Electric Sheep raises $21.5M to make off-the-shelf lawnmowers autonomous
IRobot announced Terra three years ago this week. After making some tough internal decisions to delay launch back in 2020, the robot mower is still MIA. For those with a lot of grass and far less time, there are still a number of robotic mowers out there, on both the commercial and consumer side of […]
IRobot announced Terra three years ago this week. After making some tough internal decisions to delay launch back in 2020, the robot mower is still MIA. For those with a lot of grass and far less time, there are still a number of robotic mowers out there, on both the commercial and consumer side of the aisle.
Electric Sheep Robotics’s (yeah, yeah, Philip K. Dick, et al.) approach to the space is a somewhat novel one, however — similar to what (John Deere-owned) Bear Flag Robotics is doing for tractors. Dexter, which hits general availability today, retrofits new and existing commercial mowers with autonomous capability.

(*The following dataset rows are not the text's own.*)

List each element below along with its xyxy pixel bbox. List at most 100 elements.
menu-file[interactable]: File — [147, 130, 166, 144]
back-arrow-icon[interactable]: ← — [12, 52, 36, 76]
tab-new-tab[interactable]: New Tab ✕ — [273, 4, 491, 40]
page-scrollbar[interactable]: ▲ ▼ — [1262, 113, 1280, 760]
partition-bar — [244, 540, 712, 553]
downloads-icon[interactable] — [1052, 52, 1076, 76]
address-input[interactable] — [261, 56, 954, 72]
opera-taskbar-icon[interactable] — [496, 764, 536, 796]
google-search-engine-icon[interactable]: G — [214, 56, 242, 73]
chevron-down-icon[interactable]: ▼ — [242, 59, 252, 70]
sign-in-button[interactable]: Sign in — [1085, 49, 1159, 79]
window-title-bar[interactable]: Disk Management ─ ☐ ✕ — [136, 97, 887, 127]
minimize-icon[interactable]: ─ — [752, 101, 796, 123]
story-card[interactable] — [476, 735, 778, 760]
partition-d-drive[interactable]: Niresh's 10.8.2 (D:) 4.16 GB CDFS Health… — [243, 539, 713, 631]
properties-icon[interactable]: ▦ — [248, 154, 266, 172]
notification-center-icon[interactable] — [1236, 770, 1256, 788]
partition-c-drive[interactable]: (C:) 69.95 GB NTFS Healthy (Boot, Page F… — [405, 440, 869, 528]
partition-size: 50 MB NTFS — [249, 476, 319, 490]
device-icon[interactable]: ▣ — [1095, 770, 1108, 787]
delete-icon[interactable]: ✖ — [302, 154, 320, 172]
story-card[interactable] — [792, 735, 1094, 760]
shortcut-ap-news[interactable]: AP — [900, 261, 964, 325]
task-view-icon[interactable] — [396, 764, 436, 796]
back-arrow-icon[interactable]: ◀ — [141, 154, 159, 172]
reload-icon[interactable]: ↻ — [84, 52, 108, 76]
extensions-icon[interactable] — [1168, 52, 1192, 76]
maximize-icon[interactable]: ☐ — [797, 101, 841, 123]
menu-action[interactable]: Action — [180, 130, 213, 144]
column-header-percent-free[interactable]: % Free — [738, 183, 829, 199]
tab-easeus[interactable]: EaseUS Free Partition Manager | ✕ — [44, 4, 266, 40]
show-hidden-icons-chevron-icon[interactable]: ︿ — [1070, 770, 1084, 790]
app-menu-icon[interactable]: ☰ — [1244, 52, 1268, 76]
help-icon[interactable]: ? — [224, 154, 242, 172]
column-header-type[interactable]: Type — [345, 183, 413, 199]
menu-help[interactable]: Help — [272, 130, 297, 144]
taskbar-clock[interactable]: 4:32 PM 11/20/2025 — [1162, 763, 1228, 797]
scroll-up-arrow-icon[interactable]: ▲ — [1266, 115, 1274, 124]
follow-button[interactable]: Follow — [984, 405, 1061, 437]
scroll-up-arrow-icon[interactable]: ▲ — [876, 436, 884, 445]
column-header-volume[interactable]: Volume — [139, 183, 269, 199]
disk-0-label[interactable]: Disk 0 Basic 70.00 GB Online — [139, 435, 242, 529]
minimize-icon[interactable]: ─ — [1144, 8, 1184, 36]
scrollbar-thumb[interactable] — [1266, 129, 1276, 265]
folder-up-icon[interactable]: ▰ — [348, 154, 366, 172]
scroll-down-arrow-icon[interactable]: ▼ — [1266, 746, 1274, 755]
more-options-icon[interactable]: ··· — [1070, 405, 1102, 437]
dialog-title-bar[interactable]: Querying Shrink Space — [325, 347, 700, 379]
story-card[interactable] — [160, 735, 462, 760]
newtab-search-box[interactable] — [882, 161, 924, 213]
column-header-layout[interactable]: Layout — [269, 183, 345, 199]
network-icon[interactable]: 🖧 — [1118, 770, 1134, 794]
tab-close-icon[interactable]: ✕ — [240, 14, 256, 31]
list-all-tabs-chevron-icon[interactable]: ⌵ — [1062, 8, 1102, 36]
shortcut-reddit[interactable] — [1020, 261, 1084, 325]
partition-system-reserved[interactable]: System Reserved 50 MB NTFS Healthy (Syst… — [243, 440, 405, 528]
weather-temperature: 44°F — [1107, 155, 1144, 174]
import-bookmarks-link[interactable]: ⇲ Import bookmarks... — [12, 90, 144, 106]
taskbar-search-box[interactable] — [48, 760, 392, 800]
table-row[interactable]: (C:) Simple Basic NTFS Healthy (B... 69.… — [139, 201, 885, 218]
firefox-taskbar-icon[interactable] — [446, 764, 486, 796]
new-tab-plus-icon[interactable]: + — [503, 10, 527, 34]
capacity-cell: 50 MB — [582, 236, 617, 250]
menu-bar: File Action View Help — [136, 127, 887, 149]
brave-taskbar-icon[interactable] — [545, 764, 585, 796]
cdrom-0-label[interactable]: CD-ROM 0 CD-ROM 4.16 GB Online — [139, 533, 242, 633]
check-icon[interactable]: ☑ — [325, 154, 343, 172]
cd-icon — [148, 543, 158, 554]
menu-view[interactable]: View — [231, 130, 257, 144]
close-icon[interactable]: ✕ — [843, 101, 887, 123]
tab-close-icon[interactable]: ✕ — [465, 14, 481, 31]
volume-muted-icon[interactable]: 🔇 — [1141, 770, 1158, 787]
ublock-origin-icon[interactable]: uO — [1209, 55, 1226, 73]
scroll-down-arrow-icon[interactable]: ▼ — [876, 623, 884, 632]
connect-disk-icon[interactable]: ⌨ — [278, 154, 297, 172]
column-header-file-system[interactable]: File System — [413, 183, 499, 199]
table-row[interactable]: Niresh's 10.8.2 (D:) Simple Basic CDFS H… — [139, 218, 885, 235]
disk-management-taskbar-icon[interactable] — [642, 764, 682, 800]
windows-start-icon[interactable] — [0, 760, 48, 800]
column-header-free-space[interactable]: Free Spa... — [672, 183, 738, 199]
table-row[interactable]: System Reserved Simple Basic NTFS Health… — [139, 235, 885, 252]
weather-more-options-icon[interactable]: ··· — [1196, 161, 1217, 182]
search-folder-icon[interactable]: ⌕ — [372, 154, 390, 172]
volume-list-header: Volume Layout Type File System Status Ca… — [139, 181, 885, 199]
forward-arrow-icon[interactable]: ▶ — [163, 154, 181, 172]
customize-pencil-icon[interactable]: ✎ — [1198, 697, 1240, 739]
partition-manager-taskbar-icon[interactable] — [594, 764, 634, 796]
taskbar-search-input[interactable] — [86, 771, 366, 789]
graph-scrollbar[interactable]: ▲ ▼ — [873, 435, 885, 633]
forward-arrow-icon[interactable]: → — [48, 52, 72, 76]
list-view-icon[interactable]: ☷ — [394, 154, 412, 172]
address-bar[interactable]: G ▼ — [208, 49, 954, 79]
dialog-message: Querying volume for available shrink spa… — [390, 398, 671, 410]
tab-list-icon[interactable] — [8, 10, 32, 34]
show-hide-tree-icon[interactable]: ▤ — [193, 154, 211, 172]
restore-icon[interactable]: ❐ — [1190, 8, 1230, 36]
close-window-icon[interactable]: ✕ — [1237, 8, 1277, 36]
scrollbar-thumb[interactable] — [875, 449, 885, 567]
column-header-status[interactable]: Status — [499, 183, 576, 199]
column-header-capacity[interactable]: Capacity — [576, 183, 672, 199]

Once installed, users take the system through a standard mowing path once to train it. From there, the system relies on a variety of on-board sensors, including lidar, cameras and GPS, to navigate and avoid collisions. Dexter is now available to landscapers through a RaaS (robotics as a system) model — effectively letting them rent it, rather than paying for it outright.
CEO Naganand Murty used the opportunity to note that, well, there’s a lot of grass covering the United States:
More land and water are dedicated to lawns than to wheat and corn combined, and more than 40 million acres of land in the U.S. has some form of lawn. $20 billion is allocated annually to lawn mowing alone. Solutions such as Electric Sheep’s Dexter robot are helping our customers meet demand and better allocate their already scarce labor pool.
Along with general availability, the company is also announcing a sizable Series A to the tune of $21.5 million, bringing its full funding up to $25.7 million to date. The round was led by Tiger Global (who else?), with participation from Foundation Capital, which led the Bay Area firm’s $4 million seed.